Max Smith, wtop.com
The Arlington County Board unanimously approved a new, year-round homeless shelter Saturday that condo owners whose building backs up against the site oppose. But advocates say it will provide crucial support to the homeless.
Arlington bought the building near the Courthouse Metro Station in the fall. It is directly across the street from the Arlington County Justice Center at 14th Street North between N. Courthouse Road and N. Troy Street.
Under the use permit approved Saturday, the first floor will remain retail, with one entrance for the homeless shelter and resource center and another for the county offices that will be relocated to the upper floors of the building. The basement levels will remain a parking garage.
To assuage security concerns from residents in the Woodbury Heights Condos, which are on the same block, there will be video cameras outside the building and a security guard during evening hours. There are also reviews of the permit scheduled after the shelter opens.
“It is going to adversely affect our property values. And safety,” January Holt said before the vote.
“If this is a project that helps the whole county, the whole county should pay,” fellow Woodbury Heights resident Jeff Swarc said. “Please don’t show reckless disregard for my neighborhood,” he asked the board.
The homeless shelter will have 50 beds year-round, with 25 more in the winter. There will be additional beds for homeless people recovering from medical issues.
A number of those helped in the past by homeless services in Arlington, and volunteers and staff with A-SPAN, the group that will operate the shelter, expressed support for the permit. The shelter will provide services like job and life-skills training, and counseling for mental health issues and addiction.

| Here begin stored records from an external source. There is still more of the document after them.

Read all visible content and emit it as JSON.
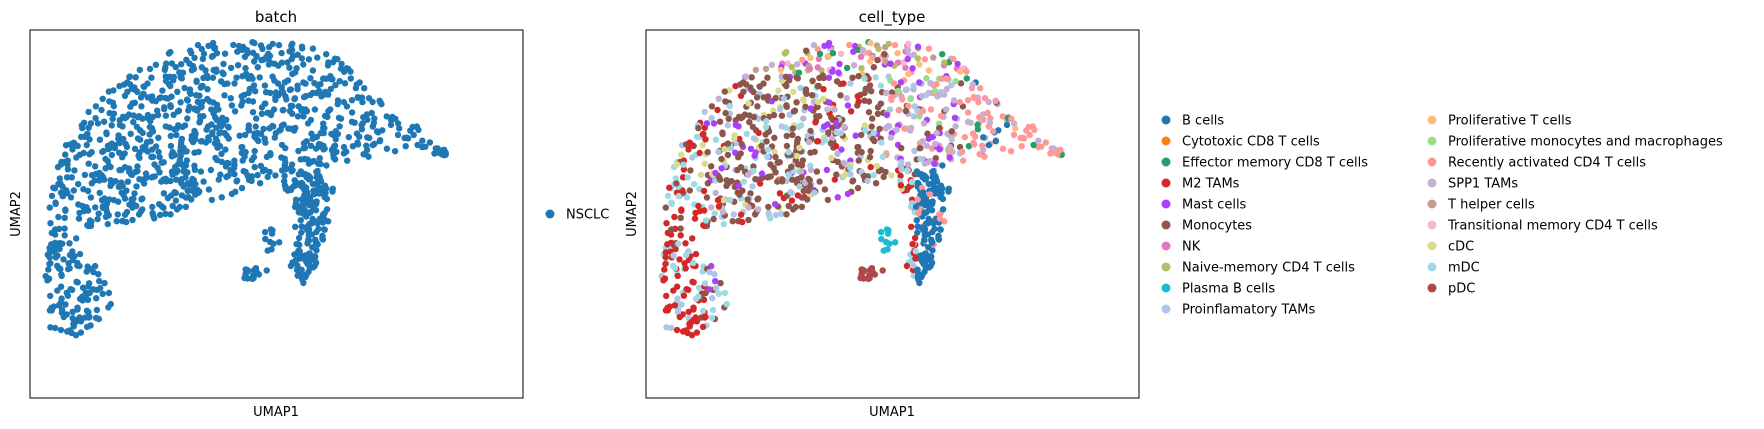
{
  "chart_data": [
    {
      "type": "scatter",
      "title": "batch",
      "xlabel": "UMAP1",
      "ylabel": "UMAP2",
      "grid": false,
      "legend": {
        "placement": "right",
        "entries": [
          {
            "name": "NSCLC",
            "color": "#1f77b4"
          }
        ]
      }
    },
    {
      "type": "scatter",
      "title": "cell_type",
      "xlabel": "UMAP1",
      "ylabel": "UMAP2",
      "grid": false,
      "legend": {
        "placement": "right",
        "entries": [
          {
            "name": "B cells",
            "color": "#1f77b4"
          },
          {
            "name": "Cytotoxic CD8 T cells",
            "color": "#ff7f0e"
          },
          {
            "name": "Effector memory CD8 T cells",
            "color": "#279e68"
          },
          {
            "name": "M2 TAMs",
            "color": "#d62728"
          },
          {
            "name": "Mast cells",
            "color": "#aa40fc"
          },
          {
            "name": "Monocytes",
            "color": "#8c564b"
          },
          {
            "name": "NK",
            "color": "#e377c2"
          },
          {
            "name": "Naive-memory CD4 T cells",
            "color": "#b5bd61"
          },
          {
            "name": "Plasma B cells",
            "color": "#17becf"
          },
          {
            "name": "Proinflamatory TAMs",
            "color": "#aec7e8"
          },
          {
            "name": "Proliferative T cells",
            "color": "#ffbb78"
          },
          {
            "name": "Proliferative monocytes and macrophages",
            "color": "#98df8a"
          },
          {
            "name": "Recently activated CD4 T cells",
            "color": "#ff9896"
          },
          {
            "name": "SPP1 TAMs",
            "color": "#c5b0d5"
          },
          {
            "name": "T helper cells",
            "color": "#c49c94"
          },
          {
            "name": "Transitional memory CD4 T cells",
            "color": "#f7b6d2"
          },
          {
            "name": "cDC",
            "color": "#dbdb8d"
          },
          {
            "name": "mDC",
            "color": "#9edae5"
          },
          {
            "name": "pDC",
            "color": "#ad494a"
          }
        ]
      }
    }
  ]
}
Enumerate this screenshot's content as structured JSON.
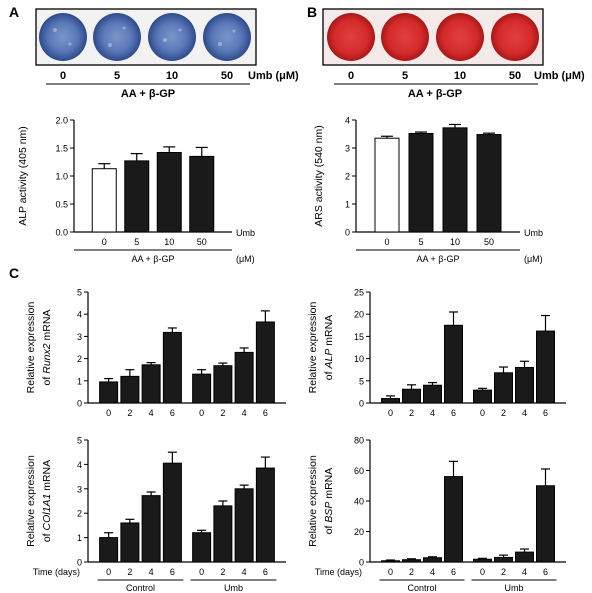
{
  "panel_letters": {
    "a": "A",
    "b": "B",
    "c": "C"
  },
  "treatment_label": "AA + β-GP",
  "umb_label": "Umb (μM)",
  "umb_label_split": [
    "Umb",
    "(μM)"
  ],
  "doses": [
    "0",
    "5",
    "10",
    "50"
  ],
  "time_label": "Time (days)",
  "group_labels": [
    "Control",
    "Umb"
  ],
  "colors": {
    "bar": "#1a1a1a",
    "control_bar": "#ffffff",
    "stain_blue": "#5a78b8",
    "stain_red": "#d42a2a"
  },
  "chart_data": [
    {
      "id": "alp-activity",
      "type": "bar",
      "categories": [
        "0",
        "5",
        "10",
        "50"
      ],
      "values": [
        1.13,
        1.27,
        1.42,
        1.35
      ],
      "errors": [
        0.09,
        0.13,
        0.1,
        0.16
      ],
      "fills": [
        "white",
        "black",
        "black",
        "black"
      ],
      "ylabel": "ALP activity (405 nm)",
      "ylim": [
        0,
        2.0
      ],
      "yticks": [
        "0.0",
        "0.5",
        "1.0",
        "1.5",
        "2.0"
      ],
      "xlabel": "Umb (μM)"
    },
    {
      "id": "ars-activity",
      "type": "bar",
      "categories": [
        "0",
        "5",
        "10",
        "50"
      ],
      "values": [
        3.35,
        3.52,
        3.72,
        3.48
      ],
      "errors": [
        0.07,
        0.05,
        0.12,
        0.05
      ],
      "fills": [
        "white",
        "black",
        "black",
        "black"
      ],
      "ylabel": "ARS activity (540 nm)",
      "ylim": [
        0,
        4
      ],
      "yticks": [
        "0",
        "1",
        "2",
        "3",
        "4"
      ],
      "xlabel": "Umb (μM)"
    },
    {
      "id": "runx2",
      "type": "bar",
      "categories": [
        "0",
        "2",
        "4",
        "6",
        "0",
        "2",
        "4",
        "6"
      ],
      "groups": [
        "Control",
        "Umb"
      ],
      "values": [
        0.95,
        1.2,
        1.72,
        3.18,
        1.3,
        1.68,
        2.28,
        3.65
      ],
      "errors": [
        0.15,
        0.3,
        0.1,
        0.2,
        0.2,
        0.12,
        0.2,
        0.5
      ],
      "ylabel": [
        "Relative expression",
        "of Runx2 mRNA"
      ],
      "ylim": [
        0,
        5
      ],
      "yticks": [
        "0",
        "1",
        "2",
        "3",
        "4",
        "5"
      ]
    },
    {
      "id": "alp-mrna",
      "type": "bar",
      "categories": [
        "0",
        "2",
        "4",
        "6",
        "0",
        "2",
        "4",
        "6"
      ],
      "groups": [
        "Control",
        "Umb"
      ],
      "values": [
        1.0,
        3.1,
        4.0,
        17.5,
        2.9,
        6.8,
        8.0,
        16.2
      ],
      "errors": [
        0.6,
        1.0,
        0.6,
        3.0,
        0.4,
        1.3,
        1.4,
        3.5
      ],
      "ylabel": [
        "Relative expression",
        "of ALP mRNA"
      ],
      "ylim": [
        0,
        25
      ],
      "yticks": [
        "0",
        "5",
        "10",
        "15",
        "20",
        "25"
      ]
    },
    {
      "id": "col1a1",
      "type": "bar",
      "categories": [
        "0",
        "2",
        "4",
        "6",
        "0",
        "2",
        "4",
        "6"
      ],
      "groups": [
        "Control",
        "Umb"
      ],
      "values": [
        1.0,
        1.6,
        2.72,
        4.05,
        1.2,
        2.3,
        3.0,
        3.85
      ],
      "errors": [
        0.2,
        0.15,
        0.15,
        0.45,
        0.1,
        0.2,
        0.15,
        0.45
      ],
      "ylabel": [
        "Relative expression",
        "of COl1A1 mRNA"
      ],
      "ylim": [
        0,
        5
      ],
      "yticks": [
        "0",
        "1",
        "2",
        "3",
        "4",
        "5"
      ],
      "xlabel": "Time (days)"
    },
    {
      "id": "bsp",
      "type": "bar",
      "categories": [
        "0",
        "2",
        "4",
        "6",
        "0",
        "2",
        "4",
        "6"
      ],
      "groups": [
        "Control",
        "Umb"
      ],
      "values": [
        0.8,
        1.5,
        2.8,
        56.0,
        1.8,
        3.0,
        6.5,
        50.0
      ],
      "errors": [
        0.5,
        0.6,
        0.6,
        10.0,
        0.6,
        1.5,
        2.0,
        11.0
      ],
      "ylabel": [
        "Relative expression",
        "of BSP mRNA"
      ],
      "ylim": [
        0,
        80
      ],
      "yticks": [
        "0",
        "20",
        "40",
        "60",
        "80"
      ],
      "xlabel": "Time (days)"
    }
  ]
}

“There will never be zero homelessness, ever. There never has been, there never will be. And I think it’s important that you provide a set of services always available to the homeless to meet their need so that they will not remain homeless permanently. They should not have to march across the river into D.C. to get food and shelter,” Arlington resident Roberta Spence said.

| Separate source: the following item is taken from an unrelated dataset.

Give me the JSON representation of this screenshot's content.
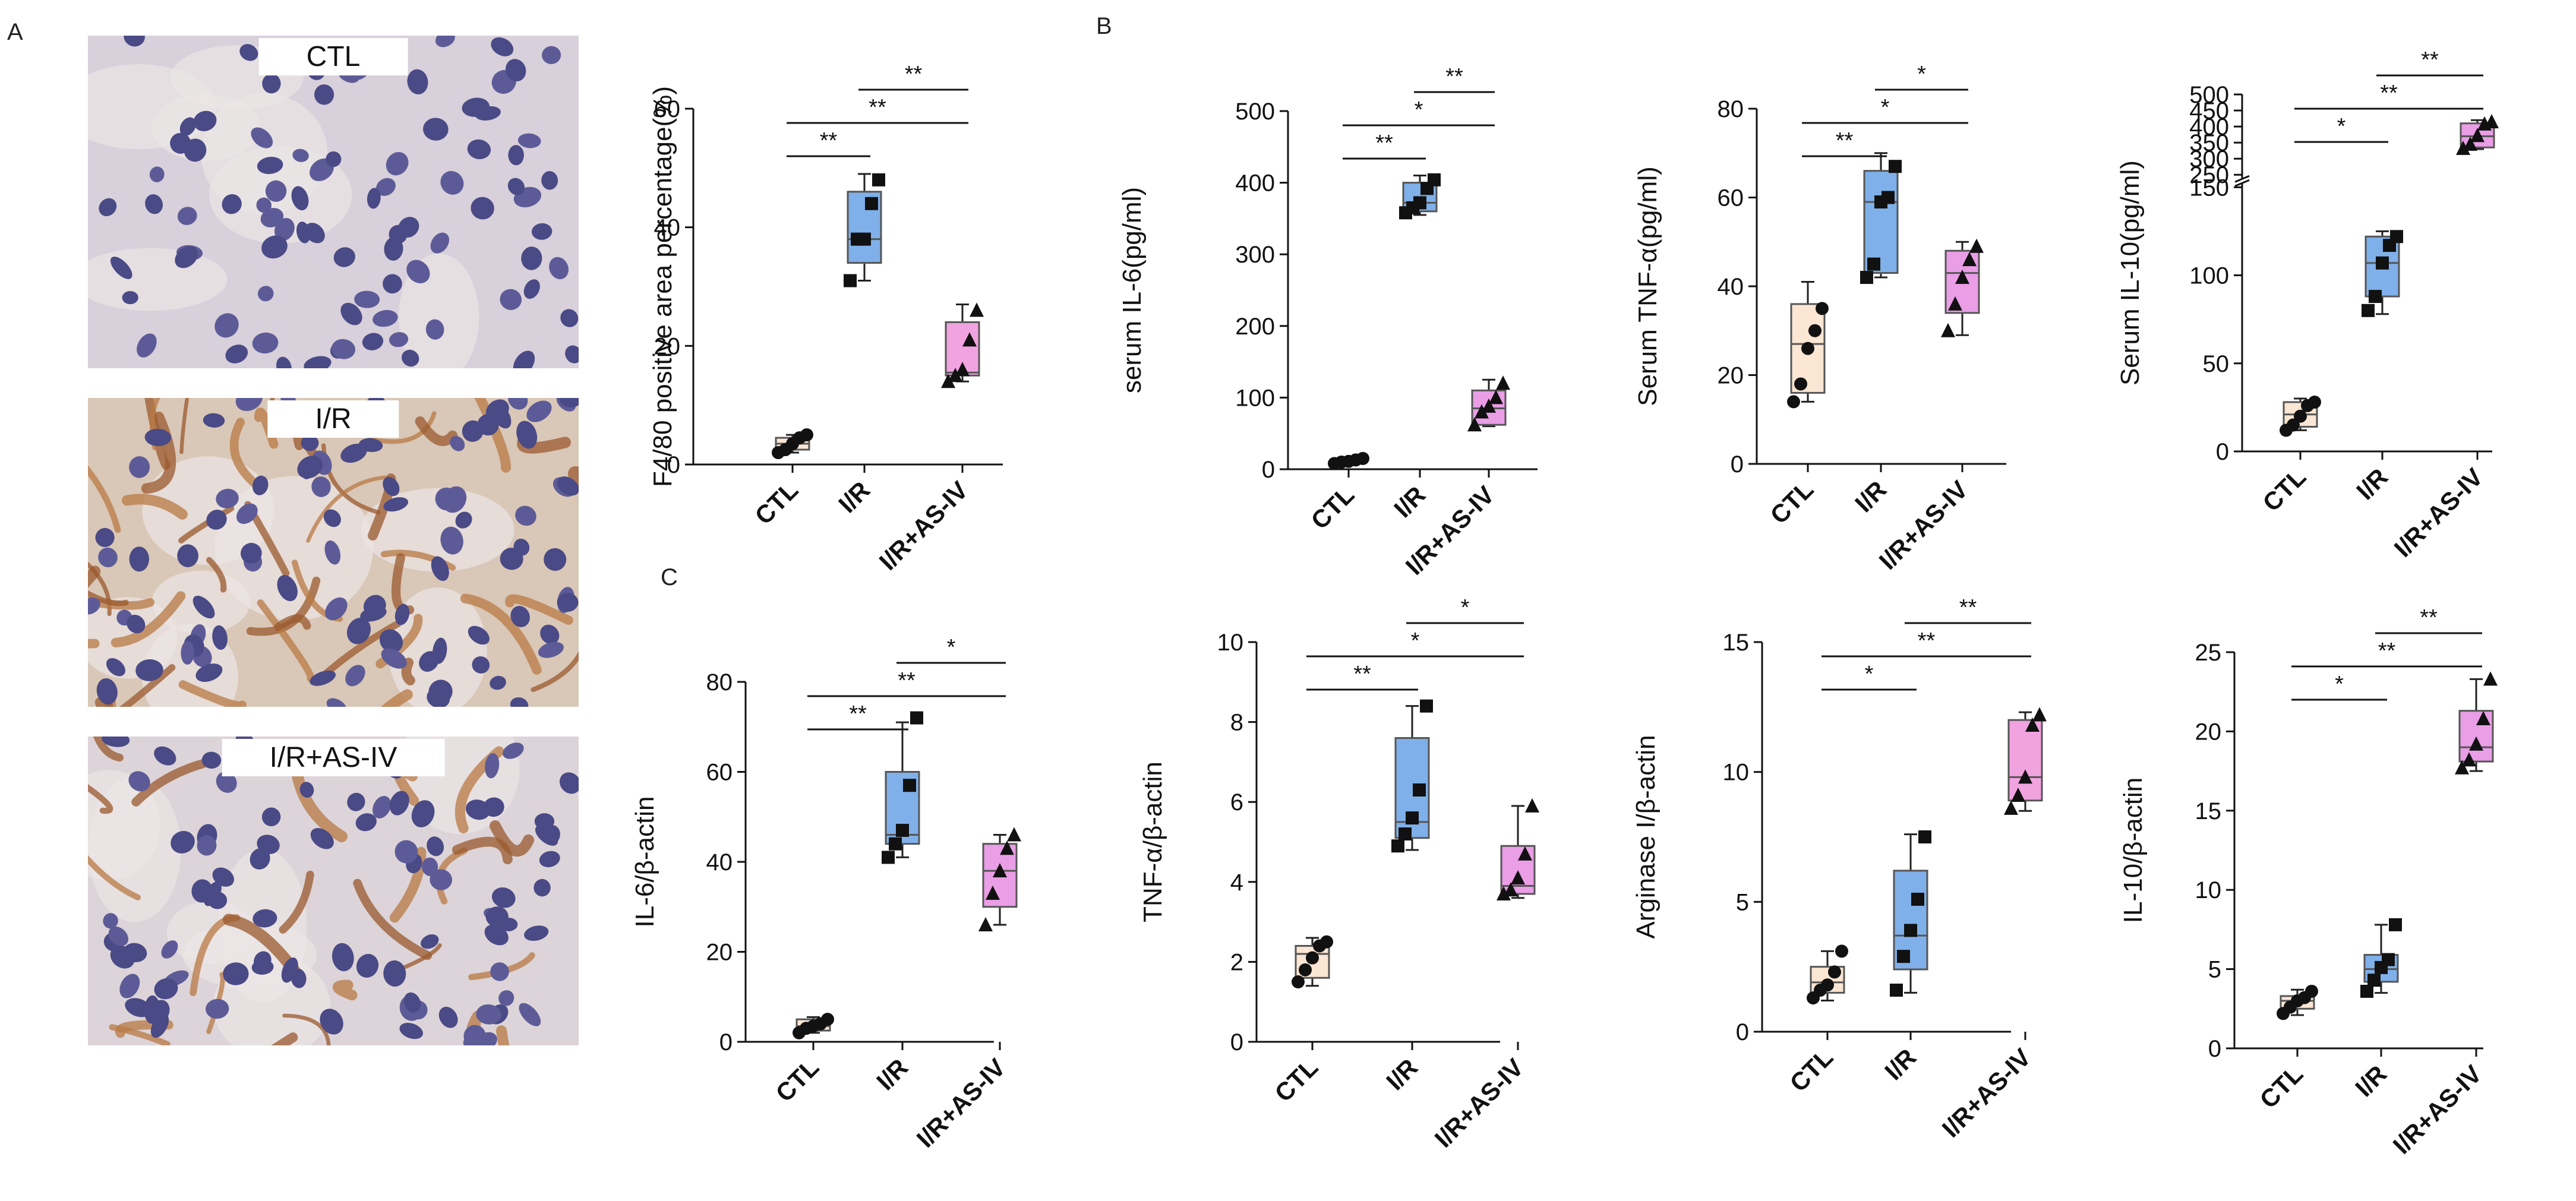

Barbara Favola, who had been on the board, and now serves as a Virginia state senator, pointed not only to the human impact of a shelter open 24/7/365 days, but also the amount of money that could be saved by getting homeless people into permanent housing, rather than paying for short-term fixes.
Renovations on the building are scheduled to be completed in late 2014. When the shelter opens, it will replace Arlington’s winter homeless shelter a few blocks away that is also operated by A-SPAN. Arlington County covers the major costs of homeless services.
“I actually think the year-round shelter is going to make us all in this area more secure, because what’s been happening now as the shelter closed, people hang around outside because they don’t have a place to go, so they tend to sort of hang. I don’t even know if that makes us insecure, but it makes us feel insecure. Now they’re going to have a place to be, inside,” Board Member Libby Garvey said.
“If there is a jurisdiction in this country that has a shot at ending homelessness, you are in it right now,” Arlington County Board Chair Walter Tejada said just before the vote.
Arlington has a 10-year plan to end homelessness.